Caring for trees therefore means promoting the right trees in the right places. Indigenous species such as Uapaca kirkiana (masuku), Faidherbia albida (msangu), and Khaya anthotheca (m’bawa) not only survive better under local conditions but they also provide long-term ecological (restore soil health) and economic (timber and food) benefits.
Another important factor of tree care is community ownership. Trees that belong to “everyone” often end up belonging to “no one”. In contrast, trees that are clearly owned and valued by households, schools, clubs, or village natural resource committees are more likely to be protected and nurtured. Successful community forestry initiatives in Malawi show that when people are involved in decision-making from nursery establishment to benefit sharing, they invest time and labour in watering, weeding, mulching, and protecting young trees. Therefore, caring for trees is a social process rather than a technical process only.

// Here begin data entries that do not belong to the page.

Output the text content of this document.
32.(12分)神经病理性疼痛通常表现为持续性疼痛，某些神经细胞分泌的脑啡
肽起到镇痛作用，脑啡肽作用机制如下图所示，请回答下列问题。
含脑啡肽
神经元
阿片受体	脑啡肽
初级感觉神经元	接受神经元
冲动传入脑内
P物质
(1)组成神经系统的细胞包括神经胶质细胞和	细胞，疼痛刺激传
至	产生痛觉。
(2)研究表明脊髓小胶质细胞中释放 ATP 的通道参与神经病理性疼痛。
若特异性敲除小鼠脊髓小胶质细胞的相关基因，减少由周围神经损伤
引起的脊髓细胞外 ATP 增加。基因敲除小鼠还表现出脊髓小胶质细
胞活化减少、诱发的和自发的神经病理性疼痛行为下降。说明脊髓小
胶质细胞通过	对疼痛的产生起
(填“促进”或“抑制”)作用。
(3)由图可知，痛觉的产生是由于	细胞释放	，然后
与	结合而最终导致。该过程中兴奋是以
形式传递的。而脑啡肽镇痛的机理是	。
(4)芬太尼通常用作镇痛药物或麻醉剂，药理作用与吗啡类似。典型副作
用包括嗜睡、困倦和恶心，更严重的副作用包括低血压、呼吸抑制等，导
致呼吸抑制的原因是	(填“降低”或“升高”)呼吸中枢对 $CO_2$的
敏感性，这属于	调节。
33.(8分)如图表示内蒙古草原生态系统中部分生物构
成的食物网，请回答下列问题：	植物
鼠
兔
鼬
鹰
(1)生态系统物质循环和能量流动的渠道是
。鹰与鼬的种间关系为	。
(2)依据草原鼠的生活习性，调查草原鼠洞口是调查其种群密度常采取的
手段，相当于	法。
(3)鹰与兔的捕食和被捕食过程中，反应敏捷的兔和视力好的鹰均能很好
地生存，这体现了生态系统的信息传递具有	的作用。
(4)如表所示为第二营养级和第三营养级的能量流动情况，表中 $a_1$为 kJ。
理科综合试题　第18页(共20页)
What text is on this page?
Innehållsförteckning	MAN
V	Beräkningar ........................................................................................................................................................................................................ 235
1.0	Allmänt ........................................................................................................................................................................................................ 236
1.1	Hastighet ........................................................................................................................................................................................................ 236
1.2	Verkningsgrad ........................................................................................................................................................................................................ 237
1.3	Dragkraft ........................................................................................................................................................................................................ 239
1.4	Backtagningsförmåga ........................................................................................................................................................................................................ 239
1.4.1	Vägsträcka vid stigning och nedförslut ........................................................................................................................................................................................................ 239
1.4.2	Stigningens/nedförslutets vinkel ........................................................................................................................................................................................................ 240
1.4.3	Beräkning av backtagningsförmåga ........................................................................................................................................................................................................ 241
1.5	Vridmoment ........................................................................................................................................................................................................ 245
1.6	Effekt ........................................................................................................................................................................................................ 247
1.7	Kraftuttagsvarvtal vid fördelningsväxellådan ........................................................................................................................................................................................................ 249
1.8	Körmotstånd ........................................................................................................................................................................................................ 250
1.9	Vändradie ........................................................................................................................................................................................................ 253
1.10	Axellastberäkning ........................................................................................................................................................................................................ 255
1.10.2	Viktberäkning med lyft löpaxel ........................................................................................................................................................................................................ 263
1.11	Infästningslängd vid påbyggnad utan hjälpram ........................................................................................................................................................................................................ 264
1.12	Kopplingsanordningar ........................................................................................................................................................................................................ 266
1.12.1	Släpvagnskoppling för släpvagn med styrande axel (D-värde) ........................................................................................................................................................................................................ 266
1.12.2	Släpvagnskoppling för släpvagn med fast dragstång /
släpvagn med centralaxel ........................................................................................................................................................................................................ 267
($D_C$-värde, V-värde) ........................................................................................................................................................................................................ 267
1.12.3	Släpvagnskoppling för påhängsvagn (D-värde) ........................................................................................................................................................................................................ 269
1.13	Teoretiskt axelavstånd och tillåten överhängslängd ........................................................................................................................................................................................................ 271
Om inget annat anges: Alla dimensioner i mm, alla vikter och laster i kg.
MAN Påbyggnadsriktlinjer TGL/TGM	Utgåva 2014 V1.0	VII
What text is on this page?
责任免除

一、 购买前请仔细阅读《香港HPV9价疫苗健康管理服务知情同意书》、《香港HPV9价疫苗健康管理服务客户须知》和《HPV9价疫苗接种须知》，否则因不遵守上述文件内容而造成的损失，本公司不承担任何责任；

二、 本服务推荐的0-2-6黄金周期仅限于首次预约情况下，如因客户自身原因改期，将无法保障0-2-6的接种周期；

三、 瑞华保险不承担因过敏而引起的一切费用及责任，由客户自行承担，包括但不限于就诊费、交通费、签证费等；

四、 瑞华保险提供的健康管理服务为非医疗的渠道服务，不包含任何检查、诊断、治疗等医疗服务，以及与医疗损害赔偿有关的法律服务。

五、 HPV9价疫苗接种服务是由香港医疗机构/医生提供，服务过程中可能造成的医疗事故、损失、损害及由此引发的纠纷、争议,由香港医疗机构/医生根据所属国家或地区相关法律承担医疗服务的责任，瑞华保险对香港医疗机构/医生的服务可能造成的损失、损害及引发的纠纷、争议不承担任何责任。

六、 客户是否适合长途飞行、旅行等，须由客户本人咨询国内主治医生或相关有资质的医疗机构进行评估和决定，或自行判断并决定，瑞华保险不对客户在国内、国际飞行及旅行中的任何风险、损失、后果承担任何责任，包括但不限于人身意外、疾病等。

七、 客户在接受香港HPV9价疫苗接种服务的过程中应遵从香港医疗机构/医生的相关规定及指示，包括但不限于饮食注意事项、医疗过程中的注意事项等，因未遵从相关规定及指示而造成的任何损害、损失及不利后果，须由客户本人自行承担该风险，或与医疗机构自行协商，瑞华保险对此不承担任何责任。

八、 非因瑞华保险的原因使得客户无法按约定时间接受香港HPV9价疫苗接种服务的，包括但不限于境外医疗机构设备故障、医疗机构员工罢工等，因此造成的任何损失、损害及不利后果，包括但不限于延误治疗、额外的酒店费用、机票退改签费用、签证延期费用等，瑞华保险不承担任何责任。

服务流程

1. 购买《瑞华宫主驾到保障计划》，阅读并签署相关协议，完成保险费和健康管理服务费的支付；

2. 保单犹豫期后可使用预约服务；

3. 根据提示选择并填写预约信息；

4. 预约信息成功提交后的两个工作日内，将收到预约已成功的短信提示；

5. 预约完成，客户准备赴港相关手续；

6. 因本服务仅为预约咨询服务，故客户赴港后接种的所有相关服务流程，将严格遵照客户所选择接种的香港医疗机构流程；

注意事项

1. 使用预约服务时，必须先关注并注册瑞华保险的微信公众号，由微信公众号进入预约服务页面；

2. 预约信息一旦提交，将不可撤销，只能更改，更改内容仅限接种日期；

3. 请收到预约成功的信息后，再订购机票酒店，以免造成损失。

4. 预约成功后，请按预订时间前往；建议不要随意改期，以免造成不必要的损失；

Post-planting management is another decisive factor. In Malawi’s erratic rainfall patterns, seedlings often require supplementary watering, especially during dry spells early in their growth. Simple practices such as mulching with crop residues, constructing soil basins, and regular weeding can dramatically improve survival rates. Fire management, including the establishment of firebreaks and community by-laws against late dry season burning, is equally essential. These practices are not costly, but they require awareness, coordination, and sustained commitment.

Caring for trees requires mindset change (Photo Credit: Internet)
Institutions also have a role to play. Schools can integrate tree care into environmental education, assigning learners responsibility for specific trees and monitoring their growth over time. Extension services can shift emphasis from counting seedlings planted to tracking survival rates and growth performance.
Development partners and NGOs can design programs that reward quality and longevity rather than short-term planting targets. Measuring success by “trees growing after 3 to 5 years” rather than “trees planted in one day or season” would mark a significant shift in Malawi’s afforestation and reforestation approach.
At a national level, caring for planted trees aligns directly with Malawi’s development and climate commitments. Forest restoration supports the Malawi 2063 Vision by strengthening resilience, sustaining natural capital, and creating green jobs. It also contributes to climate change mitigation and adaptation by enhancing carbon sequestration and reducing vulnerability to floods and droughts. However, these benefits will only materialize if planted trees are allowed to grow to maturity.
Ultimately, caring for the trees we plant requires a change in mindset. It calls for moving beyond symbolic gestures to long-term stewardship. It asks individuals, communities, institutions, and policymakers to see trees not as seasonal projects, but as living assets that demand patience and responsibility. In Malawi, where the land sustains the people, nurturing trees is not an optional environmental activity, it is a long-term investment in food security, economic stability, and the well-being of future generations.
The true measure of Malawi’s commitment to afforestation and reforestation will not be found in planting statistics, but in landscapes where trees planted years ago still stand tall, shading fields, protecting soils, and supporting livelihoods. Caring for the trees we plant is, ultimately, caring for Malawi itself.